Lago dei cigni, ovvero l’enigma Ciajkovskij

La storia del compositore russo, interpretato da Bruno Milo, in scena al Teatro comunale di Firenze fino all'8 febbraio
Il lago dei cigni
È difficile immaginare come sarebbe stata la danza del XX secolo senza Pëtr Il’ic Ciajkovskij. La popolarità dello Schiaccianoci, della Bella
Addormentata
e più di ogni altro del Lago dei cigni, ha aiutato ad assicurare al balletto un ruolo permanente nei teatri di tutto il mondo.
La sua collaborazione con il Balletto imperiale russo e in particolare con il coreografo Marius Petipa, portarono il balletto all’apice del successo e stabilirono una vocabolario classico che è la base della danza neoclassica e contemporanea che è venuta in seguito. La nuova produzione del Lago dei cigni. L’enigma Ciajkovskij  per la compagnia fiorentina MaggioDanza firmata dal coreografo Paul Chalmer, e andata in scena già lo scorso anno, si focalizza sulla vita di questo enigmatico compositore, la sua esistenza tormentata e le misteriose circostanze della sua morte che lo portarono al suicidio, all’età di appena 53 anni (1840 – 1893).

 

I personaggi di questa nuova rilettura sono l’amatissima sorella Aleksandra e la sua famiglia; la moglie Antonina; Nadezda von Meck, la
costante benefattrice e intima confidente mai incontrata, e il nipote Vladimir al quale, poco prima della sua morte, dedicò la Sinfonia n. 6
Patetica
, nel 1893. La nuova trama, dal plot avvincente, sulla ben nota musica, non racchiude più il dramma originale, tratto da un’antica fiaba
tedesca, Der geraubte Schleier (Il velo rubato), ma narra, nella rivisitazione drammaturgica di Chalmer, alcuni episodi ispirati alla
biografia del compositore russo.  L’excursus biografico si dipana in flash-back tra aneddoti storici e licenze poetiche, nei due atti del balletto, l’uno dominato dalla levità del bianco e l’altro dalla cupezza del nero, a sottolineare i due aspetti della personalità di un uomo pubblicamente idolatrato, combattuto tra la tensione romantica all’assoluto e le miserie quotidiane, ma intimamente tormentato. Nella rilettura di Chalmer riaffiorano accentuandosi gli umori profondamente malinconici e meditativi intessuti nella partitura musicale consentendo al coreografo di immaginare una partitura fedele alla tradizione classica ma con il respiro del nostro tempo dando alle dinamiche del movimento, alle tensioni dei corpi, all’uso delle braccia, fino agli sguardi dei personaggi, una eloquente espressività.

 

Così, un’intensa introspezione psicologica si incrocia alla narrazione storica, e le suggestioni create dalle scene, insieme ai costumi, le luci, danno vita a quadri dal grande impatto e definiscono con dettagli molto attenti colori e scorci della società russa di fine Ottocento. Il balletto si trasforma da favola in noir, con le passioni che si trasformano, in un concatenarsi continuo di metamorfosi, a ritmo di valzer, o di danza ungherese, russa, spagnola, di mazurca o czarda: dalle metamorfosi dei cigni, a quelle di una scena circolare, fino ad arrivare alle mutazioni dell’acqua del lago, che si trasforma in pioggia, ghiaccio e neve, a simboleggiare una delle tante metafore dell’esistenza umana. E il cigno diventa il simbolo di purezza e amore incondizionato.

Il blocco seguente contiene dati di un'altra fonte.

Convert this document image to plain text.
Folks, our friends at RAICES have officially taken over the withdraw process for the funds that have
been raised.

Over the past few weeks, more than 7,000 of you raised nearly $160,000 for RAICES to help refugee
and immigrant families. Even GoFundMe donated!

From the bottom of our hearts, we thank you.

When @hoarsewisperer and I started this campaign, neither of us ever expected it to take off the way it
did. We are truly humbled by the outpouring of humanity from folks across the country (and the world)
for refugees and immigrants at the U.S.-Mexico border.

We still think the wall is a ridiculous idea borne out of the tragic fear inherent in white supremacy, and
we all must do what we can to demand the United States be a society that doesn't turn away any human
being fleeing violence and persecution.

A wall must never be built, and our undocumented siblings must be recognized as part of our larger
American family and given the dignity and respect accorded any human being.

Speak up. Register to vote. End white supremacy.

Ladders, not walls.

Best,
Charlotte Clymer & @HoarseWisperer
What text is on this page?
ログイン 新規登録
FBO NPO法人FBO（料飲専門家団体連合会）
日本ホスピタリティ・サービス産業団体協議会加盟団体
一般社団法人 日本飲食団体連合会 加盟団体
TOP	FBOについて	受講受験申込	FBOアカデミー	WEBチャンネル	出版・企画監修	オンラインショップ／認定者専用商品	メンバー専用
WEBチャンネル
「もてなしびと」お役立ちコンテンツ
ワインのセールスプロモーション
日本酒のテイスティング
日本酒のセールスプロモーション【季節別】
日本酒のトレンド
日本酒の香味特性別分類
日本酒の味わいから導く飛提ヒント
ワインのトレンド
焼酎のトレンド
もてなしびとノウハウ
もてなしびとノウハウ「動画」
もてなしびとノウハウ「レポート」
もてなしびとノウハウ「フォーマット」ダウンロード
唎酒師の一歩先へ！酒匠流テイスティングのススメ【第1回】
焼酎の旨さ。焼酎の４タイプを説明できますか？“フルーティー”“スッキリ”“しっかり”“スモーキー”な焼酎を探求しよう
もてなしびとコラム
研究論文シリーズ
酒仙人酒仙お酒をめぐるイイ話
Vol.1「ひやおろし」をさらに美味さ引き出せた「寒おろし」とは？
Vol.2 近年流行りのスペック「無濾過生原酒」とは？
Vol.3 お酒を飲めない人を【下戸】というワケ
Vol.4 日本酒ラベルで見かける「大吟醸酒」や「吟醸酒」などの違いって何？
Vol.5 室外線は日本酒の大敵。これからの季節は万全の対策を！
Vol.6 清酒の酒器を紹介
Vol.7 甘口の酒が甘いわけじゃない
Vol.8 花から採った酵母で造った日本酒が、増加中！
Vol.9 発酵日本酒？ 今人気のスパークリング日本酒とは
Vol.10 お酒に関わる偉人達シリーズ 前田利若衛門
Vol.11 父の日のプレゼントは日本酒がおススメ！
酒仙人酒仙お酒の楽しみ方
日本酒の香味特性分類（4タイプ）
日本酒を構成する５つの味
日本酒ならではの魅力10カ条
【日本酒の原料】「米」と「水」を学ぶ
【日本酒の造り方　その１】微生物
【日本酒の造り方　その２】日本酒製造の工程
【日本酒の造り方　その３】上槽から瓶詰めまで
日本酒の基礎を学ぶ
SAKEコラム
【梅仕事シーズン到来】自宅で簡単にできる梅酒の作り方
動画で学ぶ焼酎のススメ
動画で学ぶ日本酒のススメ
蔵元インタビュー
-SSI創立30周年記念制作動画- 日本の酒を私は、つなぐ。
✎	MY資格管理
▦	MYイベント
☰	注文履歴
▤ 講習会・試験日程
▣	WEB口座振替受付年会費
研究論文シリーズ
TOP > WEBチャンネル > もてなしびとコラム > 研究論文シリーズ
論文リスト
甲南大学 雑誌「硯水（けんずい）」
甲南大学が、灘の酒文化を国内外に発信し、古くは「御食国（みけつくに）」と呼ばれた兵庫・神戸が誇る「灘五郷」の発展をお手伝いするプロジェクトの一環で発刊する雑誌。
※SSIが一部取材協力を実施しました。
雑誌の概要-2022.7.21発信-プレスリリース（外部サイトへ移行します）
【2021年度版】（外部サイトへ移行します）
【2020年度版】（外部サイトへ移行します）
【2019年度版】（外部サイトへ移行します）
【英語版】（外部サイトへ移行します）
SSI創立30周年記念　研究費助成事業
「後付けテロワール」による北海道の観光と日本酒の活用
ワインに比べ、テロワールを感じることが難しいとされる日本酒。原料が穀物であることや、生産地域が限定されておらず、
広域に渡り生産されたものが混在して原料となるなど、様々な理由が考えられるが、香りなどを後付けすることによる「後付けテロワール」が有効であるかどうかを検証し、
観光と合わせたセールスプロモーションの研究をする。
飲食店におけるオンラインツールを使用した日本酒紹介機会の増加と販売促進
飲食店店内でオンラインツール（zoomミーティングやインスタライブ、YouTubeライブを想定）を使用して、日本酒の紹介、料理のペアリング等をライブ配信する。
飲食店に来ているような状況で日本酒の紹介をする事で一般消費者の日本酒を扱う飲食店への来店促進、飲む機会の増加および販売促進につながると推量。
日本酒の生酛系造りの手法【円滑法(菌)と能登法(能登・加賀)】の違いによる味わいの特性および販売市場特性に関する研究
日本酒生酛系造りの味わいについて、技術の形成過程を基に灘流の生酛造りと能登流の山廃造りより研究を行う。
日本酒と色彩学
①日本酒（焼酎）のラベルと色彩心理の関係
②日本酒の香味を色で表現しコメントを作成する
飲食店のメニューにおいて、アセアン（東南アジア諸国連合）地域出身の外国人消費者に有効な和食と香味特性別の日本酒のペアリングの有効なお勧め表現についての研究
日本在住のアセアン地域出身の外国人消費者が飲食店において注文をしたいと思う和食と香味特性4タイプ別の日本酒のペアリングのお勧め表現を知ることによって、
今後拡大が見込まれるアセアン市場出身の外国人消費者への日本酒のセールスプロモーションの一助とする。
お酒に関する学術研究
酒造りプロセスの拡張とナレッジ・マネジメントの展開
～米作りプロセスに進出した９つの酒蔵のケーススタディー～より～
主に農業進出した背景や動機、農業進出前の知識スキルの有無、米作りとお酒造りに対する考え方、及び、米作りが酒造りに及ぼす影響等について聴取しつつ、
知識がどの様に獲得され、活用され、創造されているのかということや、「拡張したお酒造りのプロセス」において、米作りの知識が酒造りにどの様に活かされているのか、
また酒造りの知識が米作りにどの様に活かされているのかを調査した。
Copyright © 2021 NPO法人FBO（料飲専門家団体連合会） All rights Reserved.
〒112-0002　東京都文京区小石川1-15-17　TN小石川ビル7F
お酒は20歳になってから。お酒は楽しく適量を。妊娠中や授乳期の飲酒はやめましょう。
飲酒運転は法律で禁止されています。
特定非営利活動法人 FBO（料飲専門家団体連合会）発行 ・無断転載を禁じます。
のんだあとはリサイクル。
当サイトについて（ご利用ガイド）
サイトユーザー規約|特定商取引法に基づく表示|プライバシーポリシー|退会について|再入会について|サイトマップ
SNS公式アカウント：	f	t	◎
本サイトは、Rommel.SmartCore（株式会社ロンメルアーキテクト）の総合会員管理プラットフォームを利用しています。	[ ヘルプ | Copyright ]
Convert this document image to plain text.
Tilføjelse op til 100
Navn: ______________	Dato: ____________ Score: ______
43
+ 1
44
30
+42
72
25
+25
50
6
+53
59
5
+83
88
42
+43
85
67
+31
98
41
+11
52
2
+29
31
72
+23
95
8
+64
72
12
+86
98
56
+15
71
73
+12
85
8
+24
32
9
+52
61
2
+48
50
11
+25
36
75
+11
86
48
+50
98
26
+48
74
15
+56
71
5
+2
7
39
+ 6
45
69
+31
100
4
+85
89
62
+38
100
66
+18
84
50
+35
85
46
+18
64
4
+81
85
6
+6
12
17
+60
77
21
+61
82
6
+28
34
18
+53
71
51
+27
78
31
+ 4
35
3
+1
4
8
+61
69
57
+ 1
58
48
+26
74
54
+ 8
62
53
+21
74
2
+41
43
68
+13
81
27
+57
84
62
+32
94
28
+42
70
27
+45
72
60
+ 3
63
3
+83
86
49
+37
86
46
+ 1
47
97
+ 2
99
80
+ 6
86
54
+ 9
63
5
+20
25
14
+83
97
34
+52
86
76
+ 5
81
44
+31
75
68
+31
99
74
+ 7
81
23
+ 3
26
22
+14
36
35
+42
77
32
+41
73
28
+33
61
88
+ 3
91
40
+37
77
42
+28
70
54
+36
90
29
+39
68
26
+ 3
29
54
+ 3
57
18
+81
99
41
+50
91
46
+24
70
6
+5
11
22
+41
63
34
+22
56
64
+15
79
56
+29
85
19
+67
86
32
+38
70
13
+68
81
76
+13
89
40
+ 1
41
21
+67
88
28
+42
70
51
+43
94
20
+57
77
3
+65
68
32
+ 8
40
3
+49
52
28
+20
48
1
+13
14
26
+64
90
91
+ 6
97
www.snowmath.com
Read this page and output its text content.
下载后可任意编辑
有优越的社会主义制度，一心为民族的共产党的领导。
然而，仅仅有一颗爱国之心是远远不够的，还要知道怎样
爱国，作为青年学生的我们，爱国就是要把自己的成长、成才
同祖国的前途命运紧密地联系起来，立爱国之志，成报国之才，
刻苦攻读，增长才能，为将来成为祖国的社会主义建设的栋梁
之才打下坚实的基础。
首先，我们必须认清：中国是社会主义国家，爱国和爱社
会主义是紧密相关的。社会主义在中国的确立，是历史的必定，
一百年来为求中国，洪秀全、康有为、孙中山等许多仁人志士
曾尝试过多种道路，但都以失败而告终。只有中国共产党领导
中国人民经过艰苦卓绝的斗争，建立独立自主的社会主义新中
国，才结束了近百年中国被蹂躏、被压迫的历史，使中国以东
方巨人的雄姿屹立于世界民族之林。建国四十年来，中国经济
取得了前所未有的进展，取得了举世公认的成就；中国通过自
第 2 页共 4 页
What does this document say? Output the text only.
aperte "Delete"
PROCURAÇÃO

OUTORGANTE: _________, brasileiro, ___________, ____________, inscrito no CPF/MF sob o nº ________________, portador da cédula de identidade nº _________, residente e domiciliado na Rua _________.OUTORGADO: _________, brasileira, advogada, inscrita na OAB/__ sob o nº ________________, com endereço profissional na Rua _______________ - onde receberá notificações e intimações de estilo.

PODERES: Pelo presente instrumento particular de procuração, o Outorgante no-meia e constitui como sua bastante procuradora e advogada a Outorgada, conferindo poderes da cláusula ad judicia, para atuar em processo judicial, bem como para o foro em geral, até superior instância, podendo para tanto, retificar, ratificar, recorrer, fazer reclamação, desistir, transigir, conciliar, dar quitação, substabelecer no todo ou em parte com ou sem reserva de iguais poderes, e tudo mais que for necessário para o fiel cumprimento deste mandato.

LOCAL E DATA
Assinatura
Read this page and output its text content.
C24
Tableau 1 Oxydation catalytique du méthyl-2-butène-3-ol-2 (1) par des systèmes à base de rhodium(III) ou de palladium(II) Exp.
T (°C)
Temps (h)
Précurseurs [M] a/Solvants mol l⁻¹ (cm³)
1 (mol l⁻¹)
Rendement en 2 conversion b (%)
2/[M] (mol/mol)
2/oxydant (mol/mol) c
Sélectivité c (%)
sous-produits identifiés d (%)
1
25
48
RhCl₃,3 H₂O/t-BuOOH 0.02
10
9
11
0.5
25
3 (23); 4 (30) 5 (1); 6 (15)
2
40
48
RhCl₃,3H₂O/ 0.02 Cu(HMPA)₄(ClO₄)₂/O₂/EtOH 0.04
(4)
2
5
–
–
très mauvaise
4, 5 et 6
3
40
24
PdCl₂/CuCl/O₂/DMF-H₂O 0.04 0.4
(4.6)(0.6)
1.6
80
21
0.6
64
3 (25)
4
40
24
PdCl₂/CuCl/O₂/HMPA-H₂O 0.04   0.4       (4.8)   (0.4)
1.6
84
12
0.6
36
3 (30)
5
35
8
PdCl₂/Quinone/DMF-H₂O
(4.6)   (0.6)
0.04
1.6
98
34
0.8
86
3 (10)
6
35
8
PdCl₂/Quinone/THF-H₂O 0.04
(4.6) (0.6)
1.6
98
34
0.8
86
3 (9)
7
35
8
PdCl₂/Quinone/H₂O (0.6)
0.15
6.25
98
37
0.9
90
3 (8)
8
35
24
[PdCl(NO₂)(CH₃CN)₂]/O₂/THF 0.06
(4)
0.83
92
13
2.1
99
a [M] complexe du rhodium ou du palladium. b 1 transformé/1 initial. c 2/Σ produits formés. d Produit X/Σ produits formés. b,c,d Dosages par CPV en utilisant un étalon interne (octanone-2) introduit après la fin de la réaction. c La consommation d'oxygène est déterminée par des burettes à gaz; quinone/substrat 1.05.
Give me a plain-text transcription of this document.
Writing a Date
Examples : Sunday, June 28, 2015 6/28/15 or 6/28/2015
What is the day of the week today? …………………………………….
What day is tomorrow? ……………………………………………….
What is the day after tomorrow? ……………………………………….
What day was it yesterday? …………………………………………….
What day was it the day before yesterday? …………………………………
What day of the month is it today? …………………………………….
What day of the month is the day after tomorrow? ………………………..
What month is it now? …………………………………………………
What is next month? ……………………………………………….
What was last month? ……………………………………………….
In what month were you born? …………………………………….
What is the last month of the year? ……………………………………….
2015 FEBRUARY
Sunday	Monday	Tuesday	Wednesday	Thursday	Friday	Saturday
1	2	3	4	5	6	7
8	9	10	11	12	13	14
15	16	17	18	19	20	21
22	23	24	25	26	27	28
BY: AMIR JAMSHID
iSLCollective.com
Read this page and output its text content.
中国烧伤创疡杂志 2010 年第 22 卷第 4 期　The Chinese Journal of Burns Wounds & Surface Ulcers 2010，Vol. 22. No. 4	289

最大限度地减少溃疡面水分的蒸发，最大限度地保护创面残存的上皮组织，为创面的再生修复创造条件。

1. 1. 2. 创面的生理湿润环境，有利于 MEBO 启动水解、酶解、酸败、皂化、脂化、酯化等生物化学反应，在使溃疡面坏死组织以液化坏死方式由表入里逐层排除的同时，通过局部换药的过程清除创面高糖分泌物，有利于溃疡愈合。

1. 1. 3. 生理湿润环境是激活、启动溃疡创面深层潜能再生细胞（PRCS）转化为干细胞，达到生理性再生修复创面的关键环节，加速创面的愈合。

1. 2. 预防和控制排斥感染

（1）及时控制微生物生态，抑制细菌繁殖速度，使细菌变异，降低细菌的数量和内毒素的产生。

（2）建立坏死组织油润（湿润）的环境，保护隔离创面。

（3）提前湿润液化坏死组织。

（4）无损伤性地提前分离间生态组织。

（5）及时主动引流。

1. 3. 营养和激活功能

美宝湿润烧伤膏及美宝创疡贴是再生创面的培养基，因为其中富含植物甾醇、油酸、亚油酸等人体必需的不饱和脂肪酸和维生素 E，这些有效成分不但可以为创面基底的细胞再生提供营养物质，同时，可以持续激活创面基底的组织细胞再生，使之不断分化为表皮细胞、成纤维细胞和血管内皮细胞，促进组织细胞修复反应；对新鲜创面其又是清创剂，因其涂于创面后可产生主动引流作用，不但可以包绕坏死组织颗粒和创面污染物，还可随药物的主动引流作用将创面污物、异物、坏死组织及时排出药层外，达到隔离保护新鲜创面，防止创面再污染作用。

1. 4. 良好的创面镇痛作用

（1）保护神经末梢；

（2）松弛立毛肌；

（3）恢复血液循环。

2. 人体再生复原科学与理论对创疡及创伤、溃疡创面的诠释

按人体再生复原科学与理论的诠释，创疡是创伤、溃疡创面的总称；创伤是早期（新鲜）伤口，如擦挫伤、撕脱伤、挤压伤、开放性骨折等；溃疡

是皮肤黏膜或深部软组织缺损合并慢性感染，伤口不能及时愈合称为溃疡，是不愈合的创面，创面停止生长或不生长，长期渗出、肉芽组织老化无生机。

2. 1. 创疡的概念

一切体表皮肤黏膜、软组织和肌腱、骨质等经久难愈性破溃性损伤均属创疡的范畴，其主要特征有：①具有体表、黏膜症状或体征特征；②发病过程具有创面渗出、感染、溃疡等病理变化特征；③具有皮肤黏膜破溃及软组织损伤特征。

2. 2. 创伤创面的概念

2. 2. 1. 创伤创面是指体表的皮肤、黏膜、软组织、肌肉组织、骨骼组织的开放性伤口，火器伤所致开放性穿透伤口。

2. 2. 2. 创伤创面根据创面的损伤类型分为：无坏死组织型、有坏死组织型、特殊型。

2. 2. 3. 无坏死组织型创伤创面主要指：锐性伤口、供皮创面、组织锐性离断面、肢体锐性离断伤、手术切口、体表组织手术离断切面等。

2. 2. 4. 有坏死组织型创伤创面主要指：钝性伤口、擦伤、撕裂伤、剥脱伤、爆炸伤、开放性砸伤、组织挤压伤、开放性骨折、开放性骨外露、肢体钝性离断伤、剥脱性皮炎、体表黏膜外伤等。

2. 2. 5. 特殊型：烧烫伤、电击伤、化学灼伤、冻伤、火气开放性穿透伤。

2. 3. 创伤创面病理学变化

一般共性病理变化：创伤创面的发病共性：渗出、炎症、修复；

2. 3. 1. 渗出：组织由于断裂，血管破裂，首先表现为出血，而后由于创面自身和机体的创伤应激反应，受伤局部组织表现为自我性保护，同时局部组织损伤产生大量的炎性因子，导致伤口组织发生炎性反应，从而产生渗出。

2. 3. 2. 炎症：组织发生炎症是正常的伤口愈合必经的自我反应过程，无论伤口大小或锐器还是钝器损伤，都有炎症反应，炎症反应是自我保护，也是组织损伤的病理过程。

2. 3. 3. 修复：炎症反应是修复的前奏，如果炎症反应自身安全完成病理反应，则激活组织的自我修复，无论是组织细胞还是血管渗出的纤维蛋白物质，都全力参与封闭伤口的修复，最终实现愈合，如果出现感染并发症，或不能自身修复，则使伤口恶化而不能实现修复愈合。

Ad interpretare Ciajkovskij è Bruno Milo, che con questo spettacolo dà l’addio alle scene; nel ruolo della sorella Aleksandra Davydov è Sabrina Vitangeli, e in quello di Vladimir l’eccellente étoile ospite Alessandro Riga. 

Il lago dei cigni, ovvero l’enigma Cajkovskij. Orchestra del Maggio Musicale Fiorentino diretta da Andriy Yurkevych, scene Italo Grassi,
costumi Giulia Bonaldi, luci Valerio Tiberi. Al Teatro Comunale di Firenze, fino all’8 febbraio.